Online Program

275889
Introduction to: Social justice & the politics of global climate change: Governance, political economy, political ecology, and health equity – global, national, and indigenous pespectives


Monday, November 4, 2013 : 4:30 p.m. - 4:35 p.m.

Nancy Krieger, PhD, Dept of Social and Behavioral Sciences, Harvard T.H. Chan School of Public Health, Boston, MA
Our Spirit of 1848 integrative session, titled “SOCIAL JUSTICE & THE POLITICS OF GLOBAL CLIMATE CHANGE: GOVERNANCE, POLITICAL ECONOMY, POLITICAL ECOLOGY, AND HEALTH EQUITY – GLOBAL, NATIONAL, AND INDIGENOUS PERSPECTIVES,” intends to spur integrated and critical public health thinking and action regarding the critical twin tasks of:

(a) envisioning and creating equitable and ecologically sustainable economies & ways of living that afford everyone the possibility of living healthy & meaningful lives, and

(b) combating global climate change and the corporations, governments, and global institutions who push for and profit from political economies premised on fossil fuel and the non-sustainable exploitation of the earth, sea, animals, and plants, along with human labor, for non-sustainable production of material commodities.

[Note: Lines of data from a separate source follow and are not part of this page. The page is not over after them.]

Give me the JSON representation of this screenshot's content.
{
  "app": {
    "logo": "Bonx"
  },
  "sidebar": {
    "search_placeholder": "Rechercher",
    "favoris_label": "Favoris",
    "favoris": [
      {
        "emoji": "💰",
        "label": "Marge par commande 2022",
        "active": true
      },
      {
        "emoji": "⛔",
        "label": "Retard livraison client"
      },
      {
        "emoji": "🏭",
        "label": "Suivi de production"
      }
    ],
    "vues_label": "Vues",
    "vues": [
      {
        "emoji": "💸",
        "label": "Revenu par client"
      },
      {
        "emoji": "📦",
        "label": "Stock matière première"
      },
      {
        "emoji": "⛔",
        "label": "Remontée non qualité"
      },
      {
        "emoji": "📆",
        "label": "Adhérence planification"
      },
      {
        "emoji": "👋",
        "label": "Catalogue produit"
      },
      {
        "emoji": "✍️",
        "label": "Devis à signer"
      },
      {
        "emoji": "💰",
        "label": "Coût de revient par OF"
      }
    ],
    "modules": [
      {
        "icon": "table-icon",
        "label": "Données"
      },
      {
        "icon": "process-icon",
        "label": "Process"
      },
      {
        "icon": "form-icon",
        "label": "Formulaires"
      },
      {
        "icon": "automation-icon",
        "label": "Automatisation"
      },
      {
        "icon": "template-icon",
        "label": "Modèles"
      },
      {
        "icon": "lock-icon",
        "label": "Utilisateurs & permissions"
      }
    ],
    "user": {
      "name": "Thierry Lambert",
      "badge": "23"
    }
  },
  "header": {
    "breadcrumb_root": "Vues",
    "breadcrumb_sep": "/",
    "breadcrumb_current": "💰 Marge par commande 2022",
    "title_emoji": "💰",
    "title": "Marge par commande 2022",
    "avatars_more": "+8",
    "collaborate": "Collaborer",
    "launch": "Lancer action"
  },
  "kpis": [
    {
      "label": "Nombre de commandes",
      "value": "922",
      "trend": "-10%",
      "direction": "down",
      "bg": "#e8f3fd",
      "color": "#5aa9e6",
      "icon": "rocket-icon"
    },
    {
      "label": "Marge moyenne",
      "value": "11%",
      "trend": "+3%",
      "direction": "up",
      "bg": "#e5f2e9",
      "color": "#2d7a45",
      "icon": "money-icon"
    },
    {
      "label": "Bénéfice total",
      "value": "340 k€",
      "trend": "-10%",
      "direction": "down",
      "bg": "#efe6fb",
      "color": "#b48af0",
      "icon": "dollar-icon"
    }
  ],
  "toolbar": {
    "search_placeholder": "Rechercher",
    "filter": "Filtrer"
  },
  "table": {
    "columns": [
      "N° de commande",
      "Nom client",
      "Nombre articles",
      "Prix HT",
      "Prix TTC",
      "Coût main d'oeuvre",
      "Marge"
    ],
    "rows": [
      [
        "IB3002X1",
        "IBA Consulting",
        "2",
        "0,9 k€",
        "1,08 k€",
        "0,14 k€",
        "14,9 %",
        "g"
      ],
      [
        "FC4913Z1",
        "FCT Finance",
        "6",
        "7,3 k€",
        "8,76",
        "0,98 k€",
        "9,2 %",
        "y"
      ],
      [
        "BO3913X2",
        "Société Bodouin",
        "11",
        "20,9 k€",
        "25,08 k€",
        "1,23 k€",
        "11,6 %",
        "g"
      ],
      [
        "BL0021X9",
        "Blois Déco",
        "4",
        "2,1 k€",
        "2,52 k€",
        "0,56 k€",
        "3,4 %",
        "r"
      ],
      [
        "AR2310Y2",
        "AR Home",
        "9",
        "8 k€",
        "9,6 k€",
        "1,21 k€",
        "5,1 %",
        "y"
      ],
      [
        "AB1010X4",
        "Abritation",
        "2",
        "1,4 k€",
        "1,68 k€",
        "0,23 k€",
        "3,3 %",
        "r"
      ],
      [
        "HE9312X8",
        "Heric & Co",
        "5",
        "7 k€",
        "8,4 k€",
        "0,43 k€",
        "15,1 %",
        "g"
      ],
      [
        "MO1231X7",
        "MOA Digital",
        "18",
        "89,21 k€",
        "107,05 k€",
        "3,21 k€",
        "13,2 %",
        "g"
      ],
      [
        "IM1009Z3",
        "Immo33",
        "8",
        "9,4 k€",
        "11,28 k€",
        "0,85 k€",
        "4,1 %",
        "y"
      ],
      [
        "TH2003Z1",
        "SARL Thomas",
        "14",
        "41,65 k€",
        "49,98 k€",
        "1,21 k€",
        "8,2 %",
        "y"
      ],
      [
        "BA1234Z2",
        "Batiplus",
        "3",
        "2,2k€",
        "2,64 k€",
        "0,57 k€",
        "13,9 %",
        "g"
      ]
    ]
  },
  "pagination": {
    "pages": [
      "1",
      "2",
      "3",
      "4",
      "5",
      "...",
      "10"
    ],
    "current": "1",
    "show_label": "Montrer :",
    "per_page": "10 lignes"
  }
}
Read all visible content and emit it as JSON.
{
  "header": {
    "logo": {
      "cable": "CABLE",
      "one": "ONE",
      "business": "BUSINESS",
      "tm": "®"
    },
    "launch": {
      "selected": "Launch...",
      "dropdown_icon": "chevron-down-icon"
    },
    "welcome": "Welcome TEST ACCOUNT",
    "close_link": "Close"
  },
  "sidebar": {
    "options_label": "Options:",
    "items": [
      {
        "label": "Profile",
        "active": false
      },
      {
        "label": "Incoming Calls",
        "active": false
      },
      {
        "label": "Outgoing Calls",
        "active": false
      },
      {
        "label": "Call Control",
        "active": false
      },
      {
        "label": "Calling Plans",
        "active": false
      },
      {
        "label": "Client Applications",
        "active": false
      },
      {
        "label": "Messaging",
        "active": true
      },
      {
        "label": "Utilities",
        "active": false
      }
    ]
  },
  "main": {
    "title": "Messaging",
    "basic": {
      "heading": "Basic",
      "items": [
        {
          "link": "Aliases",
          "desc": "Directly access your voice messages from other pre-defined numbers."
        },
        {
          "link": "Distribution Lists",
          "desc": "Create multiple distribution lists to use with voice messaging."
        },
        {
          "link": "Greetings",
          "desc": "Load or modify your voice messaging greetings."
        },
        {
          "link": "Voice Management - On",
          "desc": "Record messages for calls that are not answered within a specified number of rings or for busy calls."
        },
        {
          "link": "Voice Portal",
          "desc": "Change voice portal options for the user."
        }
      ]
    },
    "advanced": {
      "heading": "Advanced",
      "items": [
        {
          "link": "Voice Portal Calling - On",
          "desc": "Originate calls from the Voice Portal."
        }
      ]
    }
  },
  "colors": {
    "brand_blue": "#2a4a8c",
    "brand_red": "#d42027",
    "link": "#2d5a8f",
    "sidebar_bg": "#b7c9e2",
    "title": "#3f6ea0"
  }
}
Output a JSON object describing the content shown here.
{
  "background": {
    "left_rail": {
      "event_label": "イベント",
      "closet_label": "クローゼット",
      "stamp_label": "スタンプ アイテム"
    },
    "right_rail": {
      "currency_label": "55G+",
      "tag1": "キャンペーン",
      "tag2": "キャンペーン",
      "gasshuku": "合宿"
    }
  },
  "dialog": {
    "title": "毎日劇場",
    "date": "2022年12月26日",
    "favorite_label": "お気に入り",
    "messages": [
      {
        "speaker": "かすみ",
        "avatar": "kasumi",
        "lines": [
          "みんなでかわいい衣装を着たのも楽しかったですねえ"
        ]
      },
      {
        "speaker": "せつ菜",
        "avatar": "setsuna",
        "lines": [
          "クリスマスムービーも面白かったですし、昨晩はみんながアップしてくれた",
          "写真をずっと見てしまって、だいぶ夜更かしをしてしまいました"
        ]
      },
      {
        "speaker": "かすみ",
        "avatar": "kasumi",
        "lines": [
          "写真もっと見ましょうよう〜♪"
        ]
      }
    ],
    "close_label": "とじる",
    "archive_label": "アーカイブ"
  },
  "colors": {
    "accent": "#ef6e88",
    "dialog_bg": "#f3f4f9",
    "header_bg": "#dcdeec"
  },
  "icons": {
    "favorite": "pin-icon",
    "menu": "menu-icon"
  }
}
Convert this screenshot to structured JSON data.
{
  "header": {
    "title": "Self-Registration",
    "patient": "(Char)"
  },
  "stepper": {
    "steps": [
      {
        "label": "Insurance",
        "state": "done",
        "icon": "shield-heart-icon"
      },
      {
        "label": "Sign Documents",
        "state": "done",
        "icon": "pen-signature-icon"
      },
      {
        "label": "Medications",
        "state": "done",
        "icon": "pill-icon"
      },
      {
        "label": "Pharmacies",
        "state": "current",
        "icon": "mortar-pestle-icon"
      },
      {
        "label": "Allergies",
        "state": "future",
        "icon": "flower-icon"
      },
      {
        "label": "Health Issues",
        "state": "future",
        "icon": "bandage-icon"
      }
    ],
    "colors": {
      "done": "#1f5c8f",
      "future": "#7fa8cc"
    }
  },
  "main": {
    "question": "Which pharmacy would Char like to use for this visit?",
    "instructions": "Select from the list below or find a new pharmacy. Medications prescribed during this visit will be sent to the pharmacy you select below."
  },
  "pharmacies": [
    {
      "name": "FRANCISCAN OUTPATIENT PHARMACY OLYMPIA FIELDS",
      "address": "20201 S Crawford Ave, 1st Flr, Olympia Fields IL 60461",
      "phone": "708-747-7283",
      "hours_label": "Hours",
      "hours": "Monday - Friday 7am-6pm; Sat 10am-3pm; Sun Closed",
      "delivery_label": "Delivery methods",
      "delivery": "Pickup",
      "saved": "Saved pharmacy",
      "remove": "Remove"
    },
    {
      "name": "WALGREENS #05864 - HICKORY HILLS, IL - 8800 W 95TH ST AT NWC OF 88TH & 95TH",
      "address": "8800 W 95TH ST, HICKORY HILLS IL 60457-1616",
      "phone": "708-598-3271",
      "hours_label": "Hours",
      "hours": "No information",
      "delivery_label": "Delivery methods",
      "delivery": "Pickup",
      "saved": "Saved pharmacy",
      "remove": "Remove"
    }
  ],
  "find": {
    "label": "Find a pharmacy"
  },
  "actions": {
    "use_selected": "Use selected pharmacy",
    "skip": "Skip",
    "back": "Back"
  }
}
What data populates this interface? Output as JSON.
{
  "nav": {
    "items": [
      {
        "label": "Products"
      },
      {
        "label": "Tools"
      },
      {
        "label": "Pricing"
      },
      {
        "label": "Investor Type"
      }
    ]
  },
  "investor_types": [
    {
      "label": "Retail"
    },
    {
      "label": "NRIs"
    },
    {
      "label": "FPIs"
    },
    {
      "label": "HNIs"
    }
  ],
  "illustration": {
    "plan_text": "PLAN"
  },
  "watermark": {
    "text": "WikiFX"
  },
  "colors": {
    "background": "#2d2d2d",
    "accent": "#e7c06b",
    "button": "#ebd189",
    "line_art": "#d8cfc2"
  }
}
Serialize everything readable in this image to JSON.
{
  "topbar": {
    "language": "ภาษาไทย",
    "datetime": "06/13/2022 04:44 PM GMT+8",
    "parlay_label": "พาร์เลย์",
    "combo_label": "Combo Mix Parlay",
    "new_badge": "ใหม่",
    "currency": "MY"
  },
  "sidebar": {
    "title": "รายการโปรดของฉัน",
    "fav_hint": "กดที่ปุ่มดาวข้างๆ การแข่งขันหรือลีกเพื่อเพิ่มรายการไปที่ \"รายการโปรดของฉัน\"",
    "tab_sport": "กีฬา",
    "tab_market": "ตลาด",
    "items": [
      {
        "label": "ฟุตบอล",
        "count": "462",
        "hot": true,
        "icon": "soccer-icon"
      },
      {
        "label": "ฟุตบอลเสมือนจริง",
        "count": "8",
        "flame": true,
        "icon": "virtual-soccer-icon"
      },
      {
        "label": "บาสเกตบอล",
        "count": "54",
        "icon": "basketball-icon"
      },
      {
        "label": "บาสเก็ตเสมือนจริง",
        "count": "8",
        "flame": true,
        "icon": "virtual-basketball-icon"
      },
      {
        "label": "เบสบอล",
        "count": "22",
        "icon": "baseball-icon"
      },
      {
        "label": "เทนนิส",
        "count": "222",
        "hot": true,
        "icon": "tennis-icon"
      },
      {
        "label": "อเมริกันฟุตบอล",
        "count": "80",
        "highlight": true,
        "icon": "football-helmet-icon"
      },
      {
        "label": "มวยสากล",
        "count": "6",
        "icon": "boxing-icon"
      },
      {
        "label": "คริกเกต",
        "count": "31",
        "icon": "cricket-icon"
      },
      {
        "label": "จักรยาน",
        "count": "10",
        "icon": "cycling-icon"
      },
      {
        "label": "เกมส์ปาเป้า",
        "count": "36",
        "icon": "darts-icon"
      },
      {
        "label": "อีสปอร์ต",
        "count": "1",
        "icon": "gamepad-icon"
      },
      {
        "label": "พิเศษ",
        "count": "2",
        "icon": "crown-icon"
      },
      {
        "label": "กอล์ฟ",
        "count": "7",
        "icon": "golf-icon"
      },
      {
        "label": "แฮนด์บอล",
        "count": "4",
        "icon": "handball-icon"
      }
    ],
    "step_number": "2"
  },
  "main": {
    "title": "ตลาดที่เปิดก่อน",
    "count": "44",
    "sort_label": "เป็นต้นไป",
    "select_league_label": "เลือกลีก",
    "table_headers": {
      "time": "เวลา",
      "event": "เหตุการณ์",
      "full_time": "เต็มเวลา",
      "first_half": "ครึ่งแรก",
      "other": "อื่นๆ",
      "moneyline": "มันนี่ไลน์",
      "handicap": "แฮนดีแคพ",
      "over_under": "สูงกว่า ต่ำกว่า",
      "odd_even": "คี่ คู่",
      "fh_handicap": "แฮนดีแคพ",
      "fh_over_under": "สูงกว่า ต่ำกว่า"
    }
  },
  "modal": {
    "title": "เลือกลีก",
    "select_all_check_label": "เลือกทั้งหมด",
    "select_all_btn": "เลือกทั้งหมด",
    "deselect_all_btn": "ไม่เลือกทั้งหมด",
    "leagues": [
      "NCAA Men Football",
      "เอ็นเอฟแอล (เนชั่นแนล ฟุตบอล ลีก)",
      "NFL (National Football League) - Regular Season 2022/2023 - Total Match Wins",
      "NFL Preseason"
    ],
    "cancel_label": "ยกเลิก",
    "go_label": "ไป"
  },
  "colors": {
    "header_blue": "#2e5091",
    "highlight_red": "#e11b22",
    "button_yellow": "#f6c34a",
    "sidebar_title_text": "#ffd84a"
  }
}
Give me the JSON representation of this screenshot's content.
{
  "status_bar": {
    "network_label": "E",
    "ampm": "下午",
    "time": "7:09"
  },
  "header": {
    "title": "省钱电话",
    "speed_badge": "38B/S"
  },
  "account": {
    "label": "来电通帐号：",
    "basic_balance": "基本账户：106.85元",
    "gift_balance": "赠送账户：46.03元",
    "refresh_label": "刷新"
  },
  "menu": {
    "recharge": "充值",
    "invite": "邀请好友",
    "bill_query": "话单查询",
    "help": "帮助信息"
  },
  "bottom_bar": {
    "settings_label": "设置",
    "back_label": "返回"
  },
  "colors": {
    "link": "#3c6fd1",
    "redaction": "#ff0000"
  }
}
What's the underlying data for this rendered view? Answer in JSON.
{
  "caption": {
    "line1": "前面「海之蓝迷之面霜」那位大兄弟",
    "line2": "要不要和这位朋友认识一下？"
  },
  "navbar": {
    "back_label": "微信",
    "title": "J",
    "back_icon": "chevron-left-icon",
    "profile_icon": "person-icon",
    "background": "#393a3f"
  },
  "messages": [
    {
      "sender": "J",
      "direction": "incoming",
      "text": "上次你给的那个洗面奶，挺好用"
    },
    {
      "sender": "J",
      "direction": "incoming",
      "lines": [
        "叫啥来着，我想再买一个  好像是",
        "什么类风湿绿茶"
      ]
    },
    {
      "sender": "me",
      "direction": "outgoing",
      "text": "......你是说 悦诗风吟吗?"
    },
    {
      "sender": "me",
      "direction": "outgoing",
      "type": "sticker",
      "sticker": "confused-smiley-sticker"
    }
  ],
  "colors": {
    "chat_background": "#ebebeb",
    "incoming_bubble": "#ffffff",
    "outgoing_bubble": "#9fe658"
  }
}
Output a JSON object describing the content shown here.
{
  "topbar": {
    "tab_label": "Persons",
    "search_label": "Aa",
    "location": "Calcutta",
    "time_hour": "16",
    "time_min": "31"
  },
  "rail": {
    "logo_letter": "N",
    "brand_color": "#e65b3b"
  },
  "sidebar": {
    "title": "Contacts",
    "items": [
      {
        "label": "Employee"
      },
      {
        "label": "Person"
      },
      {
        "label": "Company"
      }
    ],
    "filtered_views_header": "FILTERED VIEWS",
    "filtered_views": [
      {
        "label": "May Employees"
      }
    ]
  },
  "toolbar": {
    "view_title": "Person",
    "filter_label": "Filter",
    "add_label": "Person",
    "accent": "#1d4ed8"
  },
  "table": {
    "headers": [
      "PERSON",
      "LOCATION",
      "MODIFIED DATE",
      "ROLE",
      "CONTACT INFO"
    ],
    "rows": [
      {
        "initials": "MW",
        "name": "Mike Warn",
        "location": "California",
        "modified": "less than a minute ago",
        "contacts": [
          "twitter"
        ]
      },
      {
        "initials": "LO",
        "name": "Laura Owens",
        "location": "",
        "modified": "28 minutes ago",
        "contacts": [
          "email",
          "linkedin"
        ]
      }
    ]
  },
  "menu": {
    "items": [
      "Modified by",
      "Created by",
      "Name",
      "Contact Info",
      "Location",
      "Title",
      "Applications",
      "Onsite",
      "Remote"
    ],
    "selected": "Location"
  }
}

The session's three speakers will grapple with these complex issues from the perspectives of 3 different but interconnected levels of governance & accountability: (1) global, (2) national state (including federal-regional-local), and (3) Indigenous tribal/First nation. Each presentation will be historically grounded, analyze current realities, and offer ideas for next steps we in public health can take to address the politics of global climate change and its collective and differential embodied consequences for the world's peoples and other species with which we inhabit this earth – as shaped by the power relations and property inequities underlying the social divisions between and within the global North and global South, including in relation to class, nationality, Indigenous status, immigrant status, race/ethnicity, and gender.

Learning Areas:

Advocacy for health and health education
Public health or related laws, regulations, standards, or guidelines
Public health or related organizational policy, standards, or other guidelines
Public health or related public policy

Learning Objectives:
Describe global, national, and indigenous perspectives on the politics of global climate change, including their differences and similarities Identify key characteristics that define equitable and ecologically sustainable economies

Keyword(s): Social Justice, Climate Change

Presenting author's disclosure statement:

Qualified on the content I am responsible for because: I am the moderator and lead organizer of this session for which this abstract serves as the introduction, and in my capacity as Chair of the Spirit of 1848 Caucus I have moderated many of our sessions.
Any relevant financial relationships? No

I agree to comply with the American Public Health Association Conflict of Interest and Commercial Support Guidelines, and to disclose to the participants any off-label or experimental uses of a commercial product or service discussed in my presentation.